The principal terms of the Offers are set out under the section headed “Possible Unconditional Mandatory Cash Offers” of this joint announcement. CITIC Securities Corporate Finance (HK) Limited, the financial adviser to CITIC Securities in respect of the Offers, is satisfied that sufficient financial resources are available to CITIC Securities to satisfy full acceptance of the
Offers.

Independent Board Committee of KVB Kunlun

The independent board committee, comprising Mr. Stephen Gregory McCoy, a non-executive director and all the independent non-executive directors of KVB Kunlun, has been formed to advise the Independent KVB Kunlun shareholders and the KVB Option Holders in respect of the offers.

Further announcement will be made in respect of the appointment of the independent financial adviser to the independent board committee of KVB Kunlun.

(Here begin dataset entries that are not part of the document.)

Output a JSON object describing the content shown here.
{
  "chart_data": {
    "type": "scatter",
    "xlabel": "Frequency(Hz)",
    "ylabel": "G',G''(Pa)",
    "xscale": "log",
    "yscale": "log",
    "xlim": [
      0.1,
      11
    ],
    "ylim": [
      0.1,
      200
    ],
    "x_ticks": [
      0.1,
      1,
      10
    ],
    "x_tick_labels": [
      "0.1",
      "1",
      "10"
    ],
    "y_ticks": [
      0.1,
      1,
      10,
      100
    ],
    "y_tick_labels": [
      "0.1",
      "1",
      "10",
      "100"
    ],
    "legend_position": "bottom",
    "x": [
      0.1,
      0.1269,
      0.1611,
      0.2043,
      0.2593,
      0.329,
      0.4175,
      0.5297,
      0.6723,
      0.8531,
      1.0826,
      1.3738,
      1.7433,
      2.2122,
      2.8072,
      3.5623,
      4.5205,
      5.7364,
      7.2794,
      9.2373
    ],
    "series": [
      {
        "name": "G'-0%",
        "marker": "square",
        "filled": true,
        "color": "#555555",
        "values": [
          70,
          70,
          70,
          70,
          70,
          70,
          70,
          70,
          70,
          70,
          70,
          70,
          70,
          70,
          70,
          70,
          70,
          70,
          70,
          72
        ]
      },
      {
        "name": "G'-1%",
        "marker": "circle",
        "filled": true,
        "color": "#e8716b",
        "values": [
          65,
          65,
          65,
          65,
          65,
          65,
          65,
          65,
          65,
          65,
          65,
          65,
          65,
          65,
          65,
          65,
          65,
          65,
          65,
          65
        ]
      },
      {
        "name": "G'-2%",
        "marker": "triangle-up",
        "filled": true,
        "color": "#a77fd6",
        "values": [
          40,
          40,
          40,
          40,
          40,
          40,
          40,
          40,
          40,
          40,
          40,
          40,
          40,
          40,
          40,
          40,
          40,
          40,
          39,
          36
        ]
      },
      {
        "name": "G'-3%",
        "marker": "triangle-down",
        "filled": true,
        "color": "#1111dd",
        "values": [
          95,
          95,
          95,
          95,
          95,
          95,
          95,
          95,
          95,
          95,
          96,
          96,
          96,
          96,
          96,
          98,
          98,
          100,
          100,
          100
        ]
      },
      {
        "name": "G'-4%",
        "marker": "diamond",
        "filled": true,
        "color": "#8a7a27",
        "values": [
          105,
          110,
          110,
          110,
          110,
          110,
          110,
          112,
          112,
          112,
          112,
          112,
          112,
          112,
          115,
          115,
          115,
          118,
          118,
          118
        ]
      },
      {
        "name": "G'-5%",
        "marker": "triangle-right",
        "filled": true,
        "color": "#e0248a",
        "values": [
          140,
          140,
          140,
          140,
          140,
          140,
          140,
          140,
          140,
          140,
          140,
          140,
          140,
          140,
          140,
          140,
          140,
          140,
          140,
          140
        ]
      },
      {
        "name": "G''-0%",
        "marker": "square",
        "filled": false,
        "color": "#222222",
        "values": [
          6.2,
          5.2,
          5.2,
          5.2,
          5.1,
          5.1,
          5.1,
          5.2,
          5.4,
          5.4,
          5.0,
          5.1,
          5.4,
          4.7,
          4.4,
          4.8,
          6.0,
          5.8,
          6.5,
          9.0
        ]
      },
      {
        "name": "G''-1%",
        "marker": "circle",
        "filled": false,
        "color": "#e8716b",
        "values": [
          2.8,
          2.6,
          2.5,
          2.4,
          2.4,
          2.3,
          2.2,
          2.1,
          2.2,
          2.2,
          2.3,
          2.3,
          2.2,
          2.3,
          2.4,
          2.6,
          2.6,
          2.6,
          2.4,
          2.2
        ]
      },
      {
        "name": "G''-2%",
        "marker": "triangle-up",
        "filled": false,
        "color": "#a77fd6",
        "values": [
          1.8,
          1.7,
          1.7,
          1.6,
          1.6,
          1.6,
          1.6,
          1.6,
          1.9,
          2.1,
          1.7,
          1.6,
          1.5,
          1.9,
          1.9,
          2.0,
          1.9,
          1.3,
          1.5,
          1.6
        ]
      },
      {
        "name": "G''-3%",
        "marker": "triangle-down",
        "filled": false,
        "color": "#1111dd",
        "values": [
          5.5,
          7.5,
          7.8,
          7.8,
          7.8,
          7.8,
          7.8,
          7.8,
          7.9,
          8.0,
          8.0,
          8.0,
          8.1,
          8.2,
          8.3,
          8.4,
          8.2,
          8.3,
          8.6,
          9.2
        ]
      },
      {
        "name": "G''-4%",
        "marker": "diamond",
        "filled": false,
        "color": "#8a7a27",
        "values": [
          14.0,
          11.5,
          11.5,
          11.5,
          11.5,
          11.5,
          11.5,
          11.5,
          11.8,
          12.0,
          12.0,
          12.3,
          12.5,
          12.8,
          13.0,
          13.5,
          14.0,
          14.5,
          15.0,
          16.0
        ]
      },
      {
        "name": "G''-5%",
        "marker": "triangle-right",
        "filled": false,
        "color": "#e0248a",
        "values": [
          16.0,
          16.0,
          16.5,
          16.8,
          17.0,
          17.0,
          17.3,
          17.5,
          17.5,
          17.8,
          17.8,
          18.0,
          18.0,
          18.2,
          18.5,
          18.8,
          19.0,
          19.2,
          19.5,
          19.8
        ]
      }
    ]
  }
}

Pending the release of this joint announcement, trading in the KVB Shares on the Stock Exchange was suspended with effect from 9:00 a.m. on 30 January 2015 at the request of KVB Kunlun.

An application has been made by KVB Kunlun to the Stock Exchange for resumption of trading in the KVB Shares with effect from 9:00 a.m. on 27 February 2015, as previously mentioned.

Consideration and transaction details

The Consideration for the Sale Shares is HK$780,000,000, equivalent to HK$0.65 per Sale Share.

The Consideration was determined after arm’s length negotiations between CITIC Securities and the Vendor, after taking into consideration (i) the audited consolidated net assets value of the KVB
Kunlun Group as at 31 December 2013; (ii) the financial position of the KVB Kunlun Group; (iii) the prevailing market prices of the KVB Shares as further described in the sub-section headed
“Comparison of value” under the section headed “Possible Unconditional Mandatory Cash Offers”

This transaction ensures that CITIC Securities can obtain a controlling interest in KVB Kunlun after completion.

Manner of payment of the Consideration

The Consideration is payable by CITIC Securities to the Vendor in the following manner:

(i) a first payment of HK$390,000,000 (the “First Payment”), representing 50% of the Consideration, was paid to the Vendor (and shall upon Completion be applied as part of the consideration) on 30 January 2015;

(ii) the Exclusivity Fee of HK$50,000,000 (being paid by CITIC Securities pursuant to the LOI) shall upon Completion be applied as part of the Consideration;

(iii) if the Conditions as set out in paragraph (ii) in the sub-section headed “Conditions” under the section headed “The Share Purchase Agreement” in this joint announcement have not been fully satisfied by the Initial Long Stop Date, the balance of HK$340,000,001 shall be payable by CITIC Securities to the Vendor on the first Business Day immediately following the Initial Long Stop Date; (and by then the Long Stop Date for the Share Purchase Agreement will be extended to the Extended Long Stop Date),

If the Conditions as set out in paragraph (ii) in the sub-section headed “Conditions” under the section headed “The Share Purchase Agreement” in this joint announcement are satisfied by the Initial Long Stop Date, HK$340,000,001 shall be payable by CITIC Securities to the Vendor at Completion.